Jumat, 11 Maret 2016

PENGGEMBALA MUSLIM YANG DATANG KE BULELENG

sumber: remaspegayaman

Masuknya Islam di Buleleng merupakan berkah tidak langsung kekalahan Blambangan dari serangan pasukan Truna Goak yang dipimpin oleh I Gusti Ngurah Panji pada tahun 1587. Kekalahannya tragis, karena Santa Guna sebagai Raja Blambangan meskipun sudah turun tahta dan mengindari kecamuk dengan bersemedi akhirnya mati ditikam dengan Ki Semang, yaitu kerisnya I Gusti Ngurah Panji. Tetapi duka tak hanya menjadi milik Blambangan, melainkan juga milik Mataram di Jawa. Sebab Santa Guna adalah Senapati Mataram untuk wilayah Blambangan.

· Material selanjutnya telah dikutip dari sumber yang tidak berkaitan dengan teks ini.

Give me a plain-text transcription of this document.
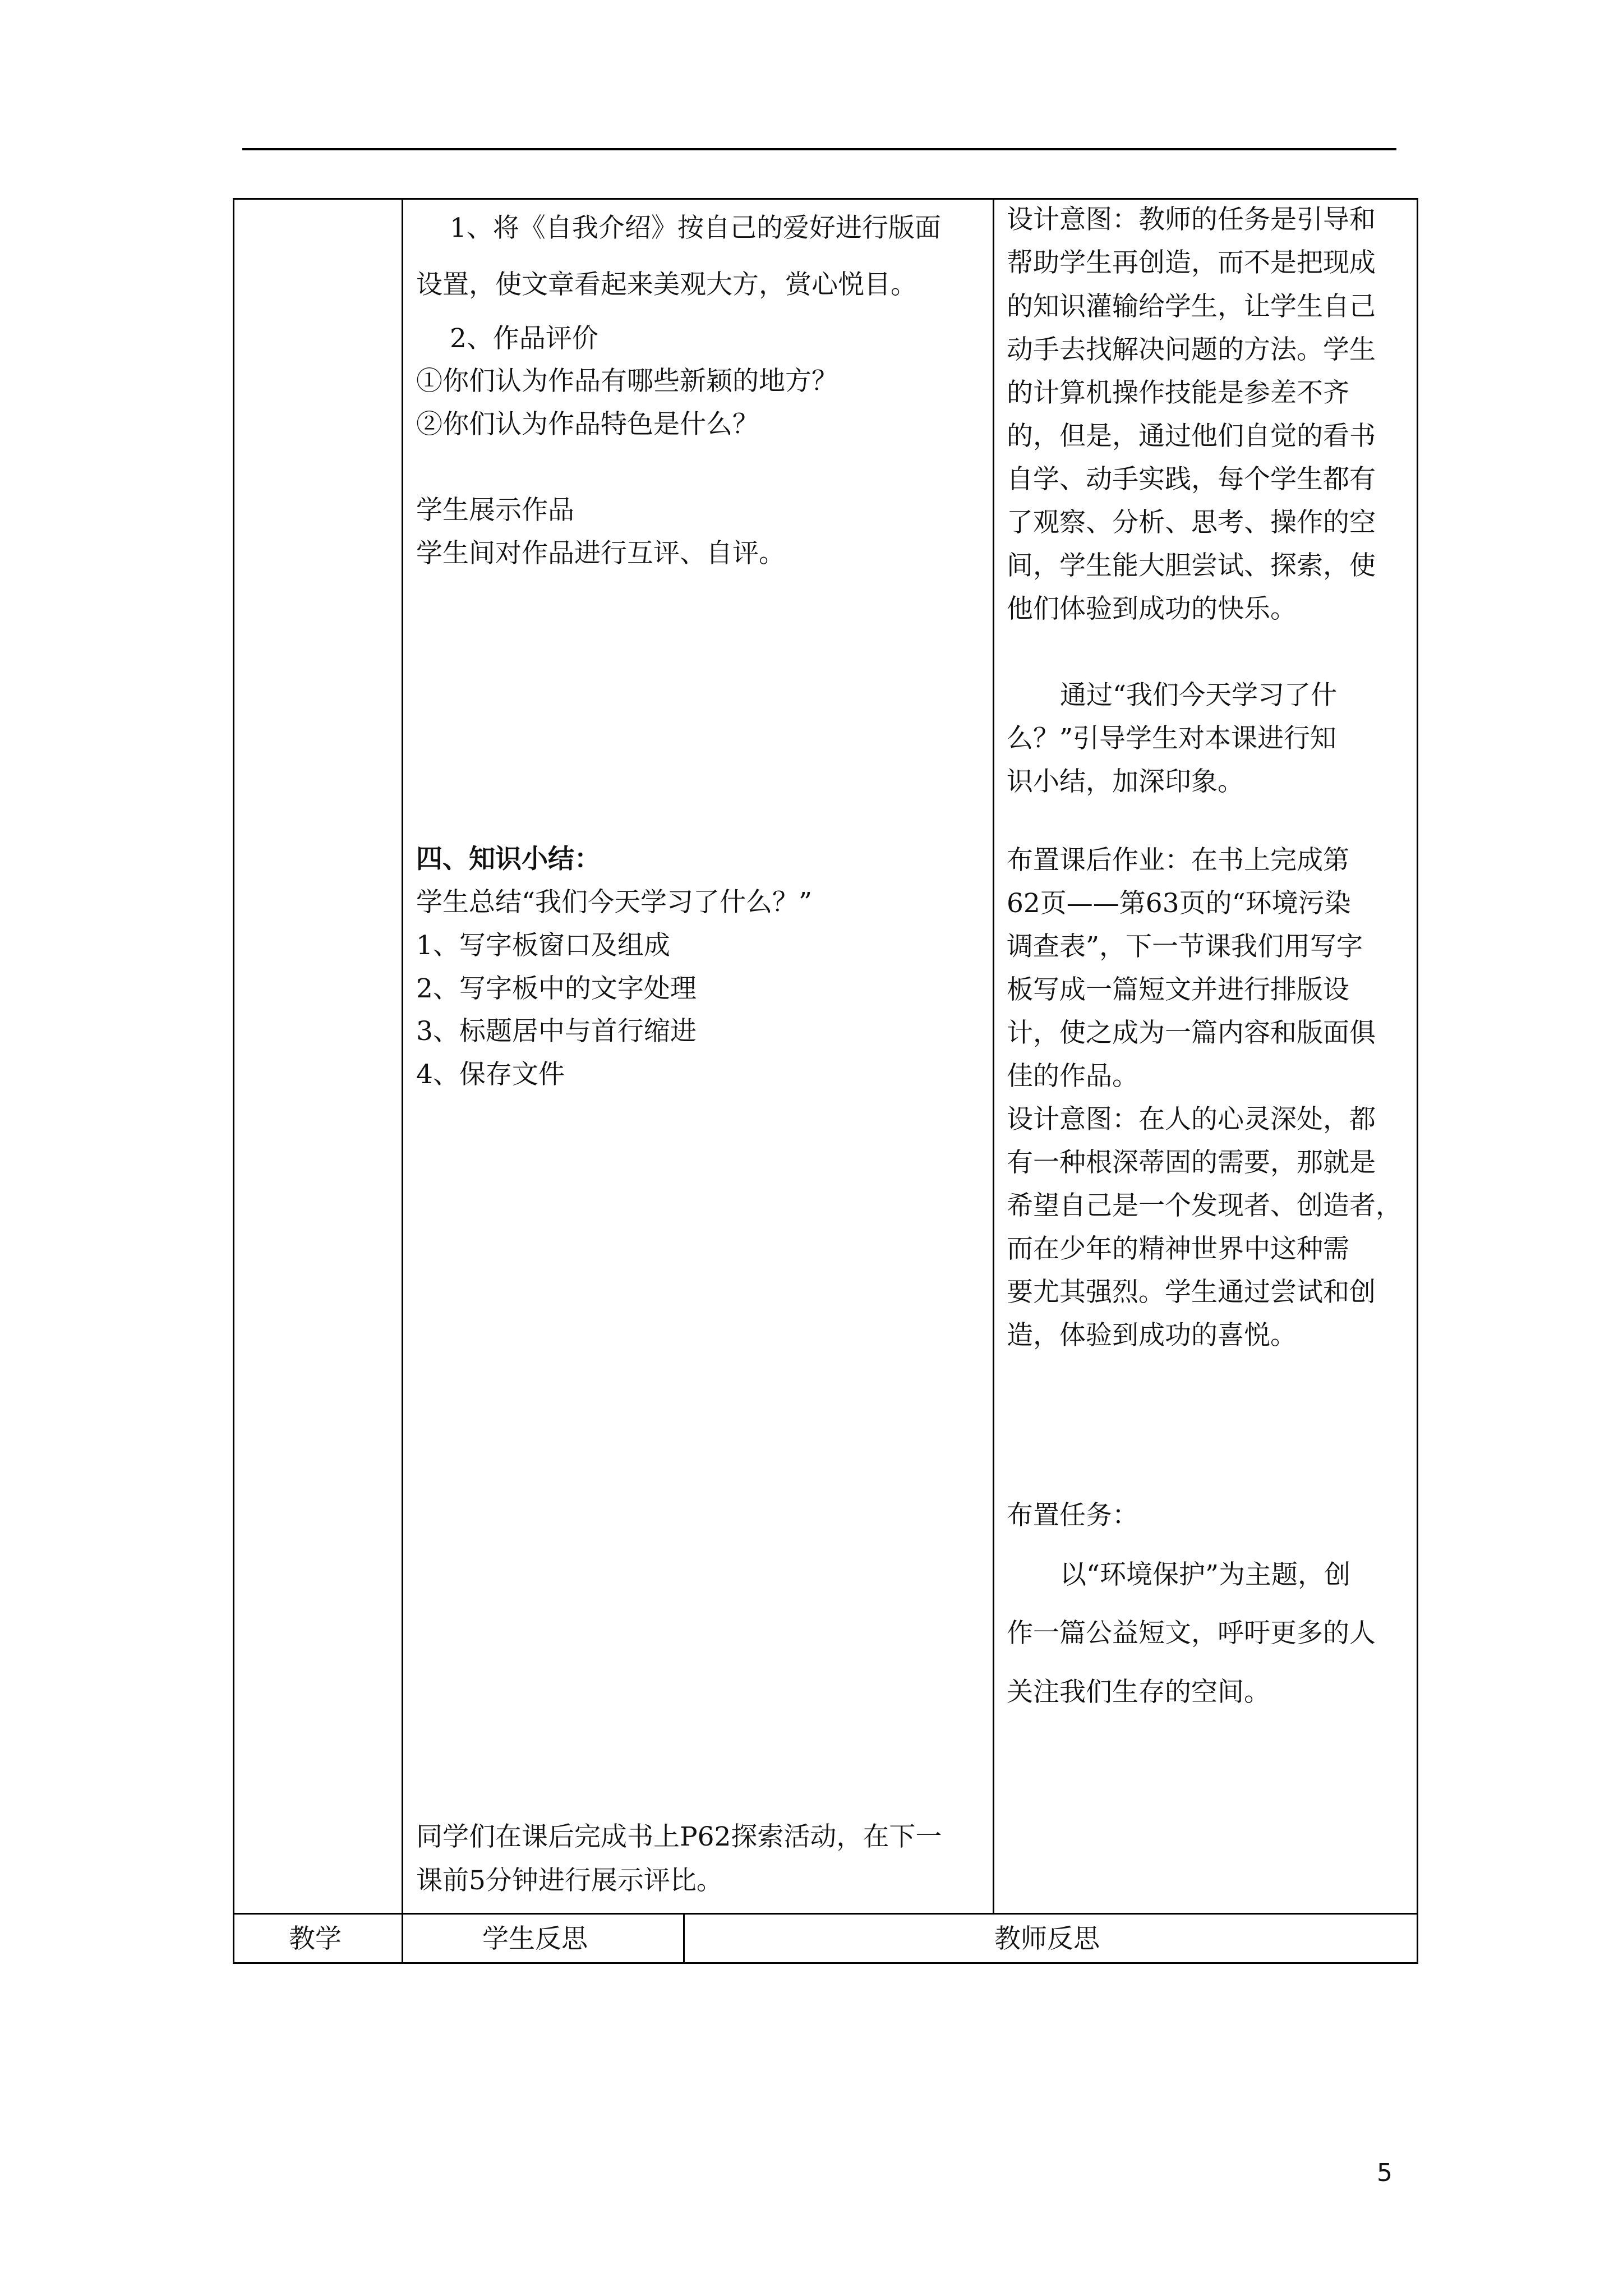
1、将《自我介绍》按自己的爱好进行版面
设置，使文章看起来美观大方，赏心悦目。
2、作品评价
①你们认为作品有哪些新颖的地方？
②你们认为作品特色是什么？
学生展示作品
学生间对作品进行互评、自评。
四、知识小结：
学生总结“我们今天学习了什么？”
1、写字板窗口及组成
2、写字板中的文字处理
3、标题居中与首行缩进
4、保存文件
同学们在课后完成书上P62探索活动，在下一
课前5分钟进行展示评比。
设计意图：教师的任务是引导和
帮助学生再创造，而不是把现成
的知识灌输给学生，让学生自己
动手去找解决问题的方法。学生
的计算机操作技能是参差不齐
的，但是，通过他们自觉的看书
自学、动手实践，每个学生都有
了观察、分析、思考、操作的空
间，学生能大胆尝试、探索，使
他们体验到成功的快乐。
通过“我们今天学习了什
么？”引导学生对本课进行知
识小结，加深印象。
布置课后作业：在书上完成第
62页——第63页的“环境污染
调查表”，下一节课我们用写字
板写成一篇短文并进行排版设
计，使之成为一篇内容和版面俱
佳的作品。
设计意图：在人的心灵深处，都
有一种根深蒂固的需要，那就是
希望自己是一个发现者、创造者，
而在少年的精神世界中这种需
要尤其强烈。学生通过尝试和创
造，体验到成功的喜悦。
布置任务：
以“环境保护”为主题，创
作一篇公益短文，呼吁更多的人
关注我们生存的空间。
教学	学生反思	教师反思
5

Begitulah pertumbuhan I Gusti Ngurah Panji yang semakin mengkhawatirkan wilayah-wilayah Mataram. I Gusti Ngurah Panji sendiri adalah anak dari Dalem Sagening, salah satu trah kerajaan Klungkung, yang ditugaskan oleh ayahnya untuk memerintah di Bali utara sejak 1568 sampai 1647 M. Menurut Babad tahun 1587, pasukan Truna Goak sendiri telah dibentuk tiga tahun sebelum penaklukan, yaitu tahun 1584. Dengan basis di desa Panji, awalnya ia hanyalah pasukan pengamanan. Namun terus berkembang, perekrutan demi perekrutan dilakukan seirama dengan tradisi seni permainan burung gagak-gagakan yang disebut ‘magoak-goakan’, maka pasukan ini dalam waktu singkat dapat mengumpulkan personil hingga 2000 orang.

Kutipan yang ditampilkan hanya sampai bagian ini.